Kendall Donnerson

No. 91
- Position: Defensive end

Personal information
- Born: April 22, 1996 (age 30) Maumelle, Arkansas, U.S.
- Listed height: 6 ft 3 in (1.91 m)
- Listed weight: 249 lb (113 kg)

Career information
- High school: Maumelle
- College: Southeast Missouri State (2014–2017)
- NFL draft: 2018: 7th round, 248th overall pick

Career history
- Green Bay Packers (2018); Oakland / Las Vegas Raiders (2019–2020)*; Cincinnati Bengals (2020)*; Carolina Panthers (2021)*; New Orleans Saints (2021)*; Carolina Panthers (2021)*;
- * Offseason or practice squad member only
- Stats at Pro Football Reference

= Kendall Donnerson =

American football player (born 1996)

Kendall Donnerson (born April 22, 1996) is an American former professional football player who was a defensive end in the National Football League (NFL). He played college football for the Southeast Missouri State Redhawks.

==Professional career==
===Green Bay Packers===
Donnerson was selected by the Green Bay Packers in the seventh round (248th overall) of the 2018 NFL draft. He signed his rookie contract on May 7, 2018. He was waived on September 1, 2018, and was signed to the practice squad the next day. He was promoted to the active roster on December 4, 2018.
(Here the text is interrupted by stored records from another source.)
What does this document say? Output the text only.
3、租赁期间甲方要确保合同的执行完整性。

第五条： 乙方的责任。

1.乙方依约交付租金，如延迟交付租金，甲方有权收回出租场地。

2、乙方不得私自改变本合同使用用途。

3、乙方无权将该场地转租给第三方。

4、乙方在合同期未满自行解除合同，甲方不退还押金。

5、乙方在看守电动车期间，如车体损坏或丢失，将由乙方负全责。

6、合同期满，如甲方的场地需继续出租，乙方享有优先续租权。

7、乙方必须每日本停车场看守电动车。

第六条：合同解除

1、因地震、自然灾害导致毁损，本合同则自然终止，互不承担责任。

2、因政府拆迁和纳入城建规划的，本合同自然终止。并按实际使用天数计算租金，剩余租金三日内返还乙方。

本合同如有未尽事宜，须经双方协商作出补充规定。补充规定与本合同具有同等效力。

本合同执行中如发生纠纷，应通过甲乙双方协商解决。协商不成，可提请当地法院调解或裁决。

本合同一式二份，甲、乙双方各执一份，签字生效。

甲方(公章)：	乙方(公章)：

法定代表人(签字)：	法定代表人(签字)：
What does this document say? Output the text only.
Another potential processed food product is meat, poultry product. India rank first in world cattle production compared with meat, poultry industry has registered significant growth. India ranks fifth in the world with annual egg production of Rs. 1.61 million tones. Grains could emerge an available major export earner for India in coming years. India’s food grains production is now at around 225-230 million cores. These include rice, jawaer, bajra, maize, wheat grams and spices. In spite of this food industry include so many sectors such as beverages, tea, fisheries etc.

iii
On August 8, 2019, he was placed on injured reserve by the Packers. He was released on August 19.

===Oakland Raiders===
On October 15, 2019, Donnerson was signed to the Oakland Raiders practice squad. On December 30, 2019, Donnerson was signed to a reserve/future contract. He was waived on May 5, 2020.

===Cincinnati Bengals===
On September 30, 2020, Donnerson was signed to the Cincinnati Bengals practice squad. He was released on November 3.

===Carolina Panthers (first stint)===
On May 16, 2021, Donnerson signed with the Carolina Panthers. He was waived by Carolina on May 26.

===New Orleans Saints===
On July 26, 2021, Donnerson signed with the New Orleans Saints. He was released on August 4, 2021.

===Carolina Panthers (second stint)===
On August 8, 2021, Donnerson signed with the Panthers. He was waived on August 24.